First, evangelism as sacrament. We know it's not about the signs and the wonders (after all, even the gods of the Egyptians were highly adept at doing signs and wonders and even some of us ordinary, average human types are pretty good at fabricating illusions) but our scriptures - and Jesus! - are clear it's ultimately about the sacrament, about the constant, unmediated, unqualified presence of God and the evidence thereof, absolutely everywhere, absolutely all the time. And since we're Christians, "little Christs" we're called to be part of that sacramental evidence of God-among-us and God-with-us.
"All Nations," since Jesus commanded us to evangelize the world: we have the complete "7" in the 7 Pauline churches, the 7 churches in Revelation: the whole, entire, known inhabited world! So we need to be "ecumenical" in the broadest and best sense of the word! Every single church of whatever denomination literally is supposed to be a "church of God in Christ" and each of us essential members of that church.

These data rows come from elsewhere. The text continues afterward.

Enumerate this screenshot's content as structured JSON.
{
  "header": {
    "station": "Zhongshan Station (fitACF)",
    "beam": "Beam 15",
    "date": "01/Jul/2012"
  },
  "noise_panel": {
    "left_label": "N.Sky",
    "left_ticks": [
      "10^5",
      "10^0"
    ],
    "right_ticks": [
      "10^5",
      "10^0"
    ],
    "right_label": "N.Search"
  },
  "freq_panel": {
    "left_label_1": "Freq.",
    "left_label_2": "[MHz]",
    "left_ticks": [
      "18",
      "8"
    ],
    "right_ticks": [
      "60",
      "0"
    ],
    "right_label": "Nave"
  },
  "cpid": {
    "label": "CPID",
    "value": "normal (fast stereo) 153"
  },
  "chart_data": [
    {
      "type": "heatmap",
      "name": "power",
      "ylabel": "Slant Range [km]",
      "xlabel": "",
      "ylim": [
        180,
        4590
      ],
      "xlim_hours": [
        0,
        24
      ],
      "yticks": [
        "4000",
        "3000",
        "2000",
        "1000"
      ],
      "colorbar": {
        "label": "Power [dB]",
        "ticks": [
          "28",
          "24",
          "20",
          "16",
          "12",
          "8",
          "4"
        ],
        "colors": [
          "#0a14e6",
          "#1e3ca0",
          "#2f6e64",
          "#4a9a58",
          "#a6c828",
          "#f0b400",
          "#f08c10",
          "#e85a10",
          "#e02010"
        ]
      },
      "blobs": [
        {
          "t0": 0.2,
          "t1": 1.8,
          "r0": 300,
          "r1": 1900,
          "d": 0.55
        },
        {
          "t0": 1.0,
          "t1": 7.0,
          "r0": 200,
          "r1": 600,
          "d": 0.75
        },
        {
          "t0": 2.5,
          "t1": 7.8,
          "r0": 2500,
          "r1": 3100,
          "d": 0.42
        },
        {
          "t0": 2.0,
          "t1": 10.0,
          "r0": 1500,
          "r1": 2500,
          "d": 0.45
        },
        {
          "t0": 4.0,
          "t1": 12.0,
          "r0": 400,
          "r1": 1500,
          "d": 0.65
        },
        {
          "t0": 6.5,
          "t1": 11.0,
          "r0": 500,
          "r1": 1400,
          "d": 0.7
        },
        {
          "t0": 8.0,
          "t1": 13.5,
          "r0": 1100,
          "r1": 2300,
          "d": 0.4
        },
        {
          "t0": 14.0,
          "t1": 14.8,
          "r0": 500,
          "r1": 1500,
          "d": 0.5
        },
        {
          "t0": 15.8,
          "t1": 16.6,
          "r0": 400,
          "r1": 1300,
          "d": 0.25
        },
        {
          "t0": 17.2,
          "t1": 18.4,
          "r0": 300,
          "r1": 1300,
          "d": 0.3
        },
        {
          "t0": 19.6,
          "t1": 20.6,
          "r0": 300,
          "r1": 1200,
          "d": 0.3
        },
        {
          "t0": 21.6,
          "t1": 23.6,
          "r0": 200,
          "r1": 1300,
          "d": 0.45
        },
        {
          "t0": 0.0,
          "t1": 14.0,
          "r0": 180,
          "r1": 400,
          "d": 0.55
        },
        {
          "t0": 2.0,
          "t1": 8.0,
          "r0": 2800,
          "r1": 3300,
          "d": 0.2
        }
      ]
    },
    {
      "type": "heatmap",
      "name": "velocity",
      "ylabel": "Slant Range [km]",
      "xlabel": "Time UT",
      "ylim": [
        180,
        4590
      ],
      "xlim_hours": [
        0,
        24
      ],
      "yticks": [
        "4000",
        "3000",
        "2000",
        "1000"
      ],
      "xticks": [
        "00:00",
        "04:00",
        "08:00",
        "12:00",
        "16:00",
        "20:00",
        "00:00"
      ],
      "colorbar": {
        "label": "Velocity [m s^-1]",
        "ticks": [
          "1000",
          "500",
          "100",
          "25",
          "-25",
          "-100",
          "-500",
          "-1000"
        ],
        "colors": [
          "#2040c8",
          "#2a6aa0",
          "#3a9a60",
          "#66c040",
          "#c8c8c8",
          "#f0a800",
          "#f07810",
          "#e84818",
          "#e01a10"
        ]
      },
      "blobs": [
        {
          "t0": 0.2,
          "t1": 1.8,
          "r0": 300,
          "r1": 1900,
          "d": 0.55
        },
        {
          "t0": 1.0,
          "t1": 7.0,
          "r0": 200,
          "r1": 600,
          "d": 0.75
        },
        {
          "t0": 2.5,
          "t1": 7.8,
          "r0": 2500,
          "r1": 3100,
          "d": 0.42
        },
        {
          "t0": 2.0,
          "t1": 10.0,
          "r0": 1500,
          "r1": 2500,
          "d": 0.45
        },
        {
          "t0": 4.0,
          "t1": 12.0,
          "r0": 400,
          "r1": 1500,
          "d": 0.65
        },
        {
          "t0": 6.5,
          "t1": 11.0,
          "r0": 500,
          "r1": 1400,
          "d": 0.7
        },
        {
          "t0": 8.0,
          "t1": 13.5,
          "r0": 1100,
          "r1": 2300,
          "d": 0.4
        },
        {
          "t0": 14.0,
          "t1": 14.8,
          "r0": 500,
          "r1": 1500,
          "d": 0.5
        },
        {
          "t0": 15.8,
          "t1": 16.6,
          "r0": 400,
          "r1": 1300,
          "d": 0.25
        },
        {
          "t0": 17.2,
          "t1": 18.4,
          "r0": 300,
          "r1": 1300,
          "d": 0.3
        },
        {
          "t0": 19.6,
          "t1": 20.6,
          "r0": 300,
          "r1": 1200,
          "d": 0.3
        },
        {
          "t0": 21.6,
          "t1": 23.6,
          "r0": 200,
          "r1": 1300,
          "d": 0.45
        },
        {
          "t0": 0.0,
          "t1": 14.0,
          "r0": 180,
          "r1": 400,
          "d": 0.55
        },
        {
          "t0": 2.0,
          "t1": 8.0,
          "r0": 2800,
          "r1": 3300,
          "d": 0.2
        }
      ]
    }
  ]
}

Of course, those baptizers-among-the crocodiles in The Poisonwood Bible probably didn't realize baptism really isn't effective fire insurance; it's a *sign* and symbol of God's salvific action in Christ.
"...in the context of the Great Commission," baptizing *them* in he name of the Father, Son and Holy Ghost...though I'll be thinking about it, right now I'll say it means incorporating them into the history, the covenants and the reality of earthbound living that's also life in the Spirit right here and now, Pentecostal living. Baptism calls us to creativity, to mercy, love and justice and to freedom and re-creation, a three-fold expression of the sacramental (communion-like, as in Holy Communion) our living baptized into Good Friday and Easter Dawn! I've mentioned somewhere that Walter Brueggemann says Holy Communion is "pre-Eucharist," sometimes with a greater sense of really and truly actual presence.